Surpris d’être coupé, Aram se tourna vers son maître et fut abasourdi par ce qu’il vit : Veneg s’était redressé fièrement, une lueur farouche au fond des yeux.
– On me demande d’abandonner mes recherches sur le passé de Lastrimia ? Des recherches auxquelles j’ai voué toute mon existence ? C’est bien cela dont il s’agit ?
– Et bien… commença le capitaine, gêné.
– Et en échange, on m’offre
le reste du monde comme terrain de jeu ? Bien sûr que j’accepte ! Même dans mes rêves les plus fous, je n’aurais jamais espéré avoir un tel champ d’action à ma portée ! Quand partons-nous ?
Aram était trop estomaqué pour répondre quoi que ce soit. Veneg Ardim ne se rendait-il donc pas compte des dangers auxquels ils risquaient d’être confrontés ? Lui-même n’avait aucune envie de prendre part à une quelconque expédition : participer à des fouilles dans les campagnes l’été, et vivre au sein de la Maison du Savoir l’hiver lui convenait très bien. Il n’avait jamais eu un esprit aventureux.
Malheureusement pour lui, il n’avait pas son mot à dire. Il n’était que l’apprenti que son maître, attaché à sa personne, et tous deux étaient aux ordres de la Maison de Venatosh. De plus, essayer de faire changer d’avis le vieux savant était impossible, il le savait par expérience.
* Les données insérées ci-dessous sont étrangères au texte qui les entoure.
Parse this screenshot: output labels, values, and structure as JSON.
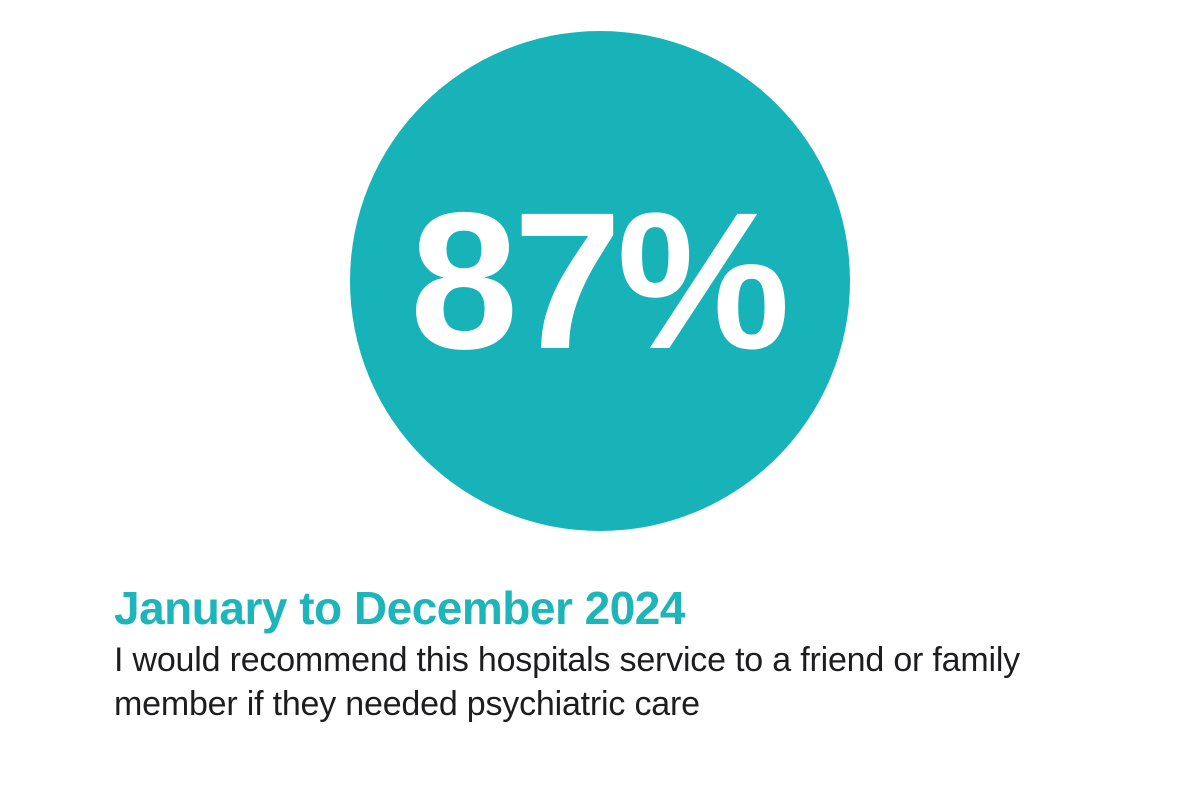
{
  "chart_data": {
    "type": "stat",
    "value": 87,
    "unit": "%",
    "display_value": "87%",
    "title": "January to December 2024",
    "subtitle": "I would recommend this hospitals service to a friend or family member if they needed psychiatric care",
    "layout_hints": {
      "style": "big number centered inside solid circle",
      "caption_position": "below, left-aligned",
      "grid": "off",
      "legend": "none"
    },
    "colors": {
      "circle_fill": "#17b3b8",
      "value_text": "#ffffff",
      "title_text": "#1db5ba",
      "subtitle_text": "#1d1d1f",
      "background": "#ffffff"
    }
  },
  "stat_circle": {
    "value_label": "87%",
    "fill_color": "#17b3b8",
    "value_color": "#ffffff"
  },
  "heading": {
    "text": "January to December 2024",
    "color": "#1db5ba"
  },
  "description": {
    "text": "I would recommend this hospitals service to a friend or family member if they needed psychiatric care",
    "color": "#1d1d1f"
  }
}
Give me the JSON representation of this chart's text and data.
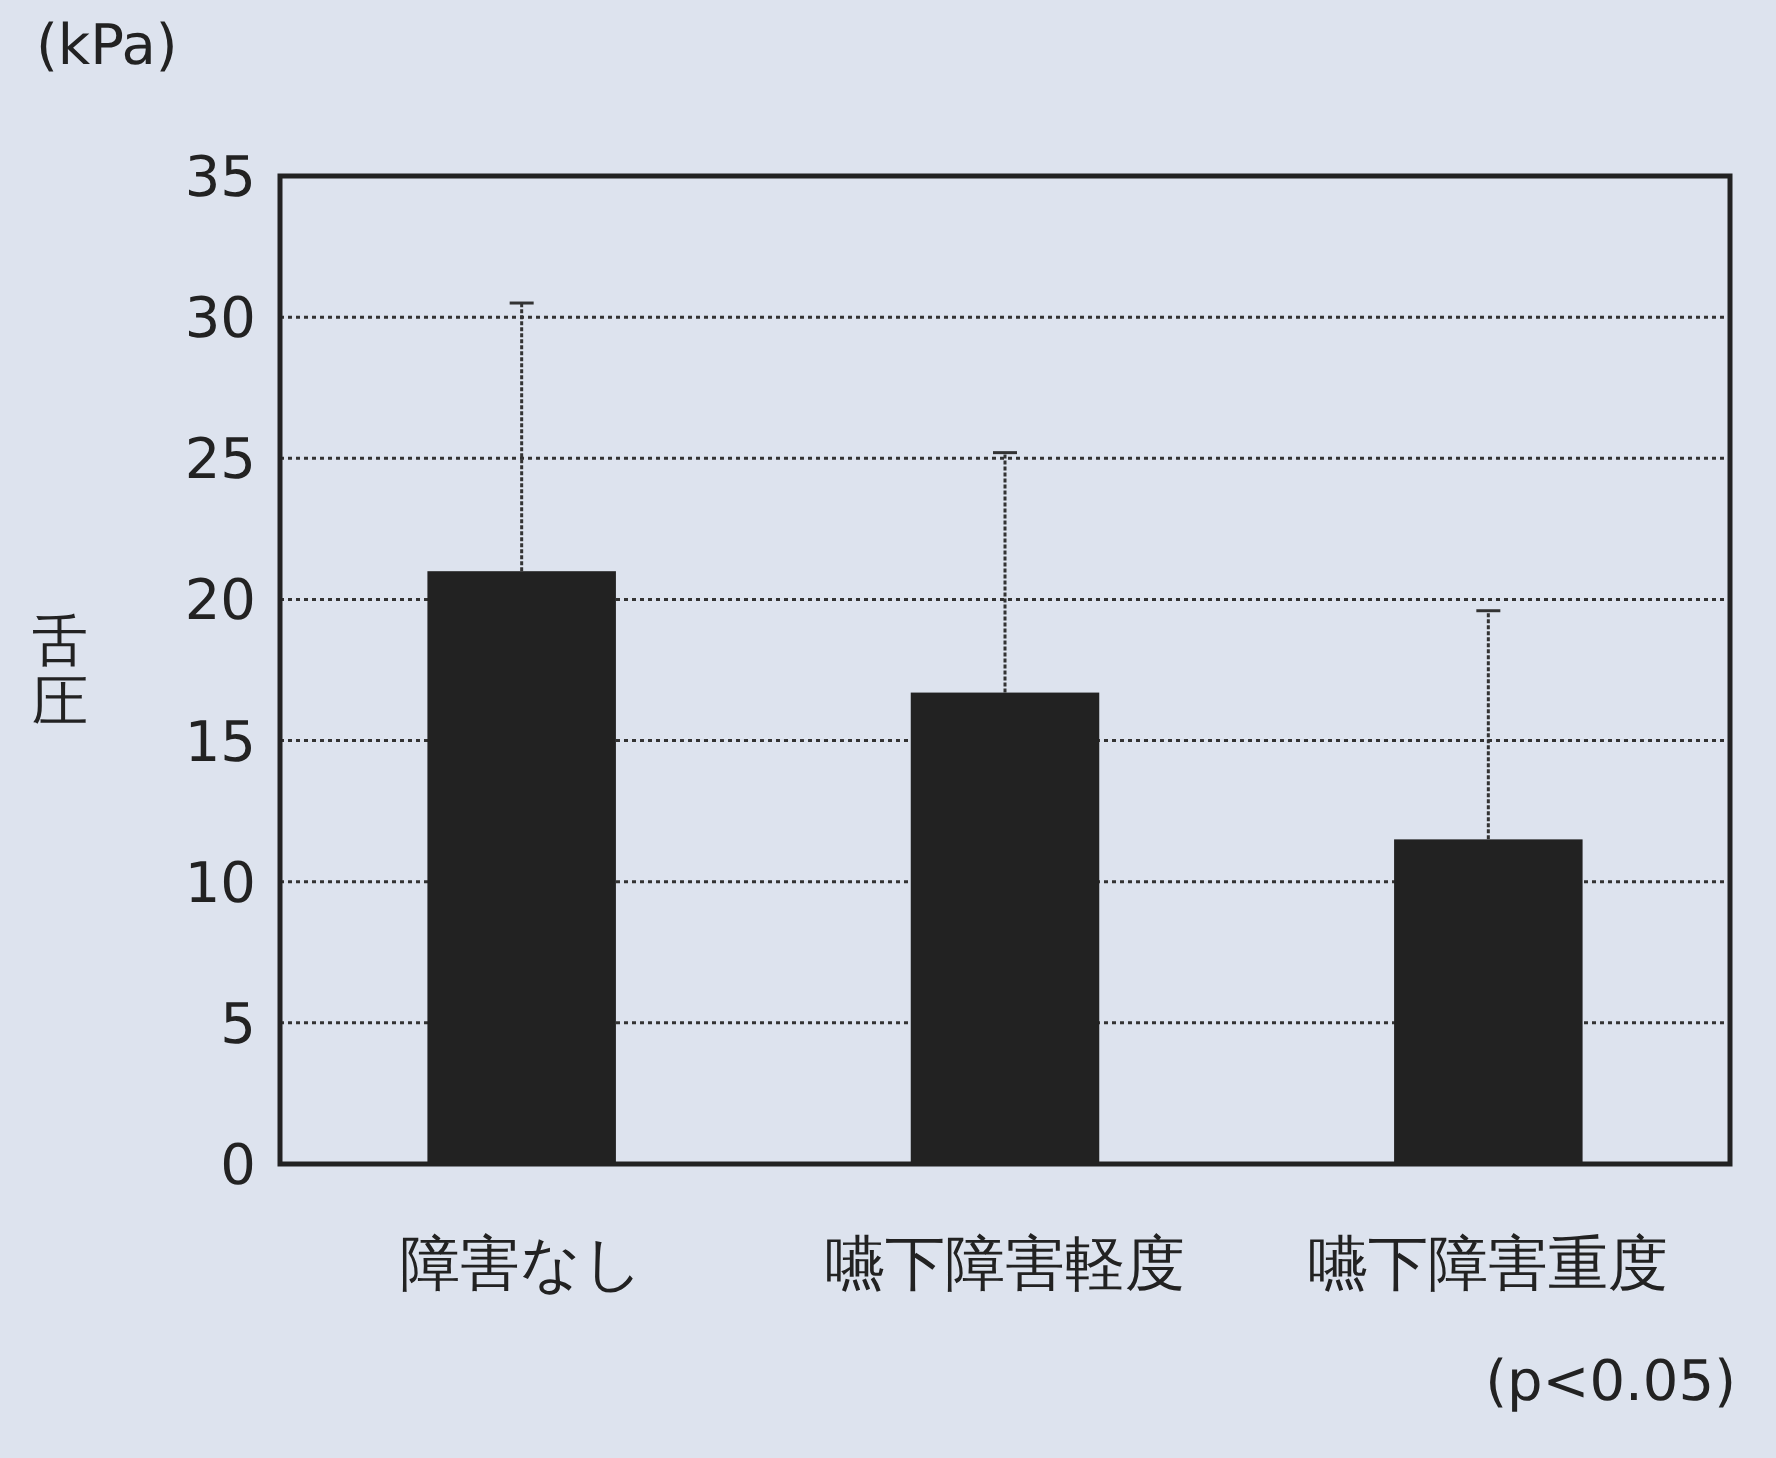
{
  "chart_data": {
    "type": "bar",
    "ylabel": "舌圧",
    "categories": [
      "障害なし",
      "嚥下障害軽度",
      "嚥下障害重度"
    ],
    "values": [
      21.0,
      16.7,
      11.5
    ],
    "errors": [
      [
        21.0,
        30.5
      ],
      [
        16.7,
        25.2
      ],
      [
        11.5,
        19.6
      ]
    ],
    "color": "#222222",
    "ylim": [
      0,
      35
    ],
    "yticks": [
      0,
      5,
      10,
      15,
      20,
      25,
      30,
      35
    ],
    "grid": "y",
    "annotations": [
      "(kPa)",
      "(p<0.05)"
    ]
  }
}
– Qu’est-ce que je vais devenir ? murmura-t-il, au bord du désespoir.
Si les cavaliers trouvèrent étranges les deux savants qu’ils escortèrent, ils observèrent un silence discipliné. Et laissèrent Veneg et Aram marmonner chacun dans son coin, le premier sur les perspectives incroyables qui s’offrait à lui, et le second sur la folie qu’il y avait à s’exposer aux dangers mortels du vaste monde.